Analisava tudo o que podia sobre a sua vida para evitar vivê-la.






Era como o rather not de um poema que lera algures. Epá, viver é chato, não quero.
A vida cospe-me na cara exigindo-me que me entregue a ela, eu retribuo o favor e entretanto a ampulheta não cessa.






Sou um daqueles que guardo os cabelos dela dentro dos livros, para quando emergir em tempos futuros olhar para eles e certificar-me que ou a vida me nomeou como Escolhido, ou para me rir dos meus traços de carácter que me tornam único.






Sentado no animatógrafo do Rossio a búlgara que dança para mim olhando recorrentemente para a slot das moedas, consegue criar a ilusão de uma ligação especial comigo no meio dos onanistas que em mesa oval escudada por alumínio a olham trepidando pelo vidro que nos separa.




O tempo parece claustrofóbico e o ar rarefeito. Por onde quer que olhe vejo turistas e ouço línguas diferentes. Lisboa tornou-se um folheto turístico. Asséptico entre os picos de cerveja e cocaína. Permanece o esqueleto, os monumentos erguidos por gente já morta.




Eu como os estrangeiros apenas vivemos nos escombros.
A porta do WC, como Caronte pergunta-me «-Yo jovem, que vais fazer ali dentro?»
«-Pôr pó no nariz.»
«-Deixa-te disso e circula.»


«-Não tenho o dom de usar drogas para ser criativo?»
«-Circula jovem, não te meto duas moedas nos olhos, mas meto ambos com a cor púrpura.»

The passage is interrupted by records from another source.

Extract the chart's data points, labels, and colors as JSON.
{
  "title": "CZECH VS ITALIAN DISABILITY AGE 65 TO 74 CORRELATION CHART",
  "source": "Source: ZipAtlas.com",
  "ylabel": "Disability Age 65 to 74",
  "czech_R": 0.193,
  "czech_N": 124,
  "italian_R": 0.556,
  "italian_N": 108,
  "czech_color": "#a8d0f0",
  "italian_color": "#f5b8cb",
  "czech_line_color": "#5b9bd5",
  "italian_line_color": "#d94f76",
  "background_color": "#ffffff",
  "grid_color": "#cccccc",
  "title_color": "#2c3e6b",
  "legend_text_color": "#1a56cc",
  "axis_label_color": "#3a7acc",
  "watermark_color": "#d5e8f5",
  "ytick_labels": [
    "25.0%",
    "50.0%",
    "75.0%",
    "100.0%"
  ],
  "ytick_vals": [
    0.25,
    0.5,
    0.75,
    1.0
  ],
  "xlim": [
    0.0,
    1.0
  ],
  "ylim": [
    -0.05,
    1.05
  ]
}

A querer chegar a algum Rubicão, tenho de o fazer da forma mais difícil, sóbrio.

A minha estrada de Damasco lembra-me a verdadeira razão da minha aflição, sentir-me fita-cola daquelas que se agarram à pele se não temos cuidado, e com dificuldade se arrancam, não sem antes trazer parte de mim atrás.


E então bate-me, os textos do Viúva Profissional não lamentam os amores insuficientes, mas os pedaços de mim que as minhas amadas levaram.



Que espécie de depuração é esta? Será que no fim do arco-íris estarei eu mais próximo do original que saiu do útero de minha mãe?
E elas, onde me guardam, no coração ou num caixote do Esquecimento?

​

E agora, que farei à lembrança dos lábios escarlates de que guardo as lembranças.
Terão outros sempre Paris. Eu tenho Lisboa e os cabelos dela dentro de um livro.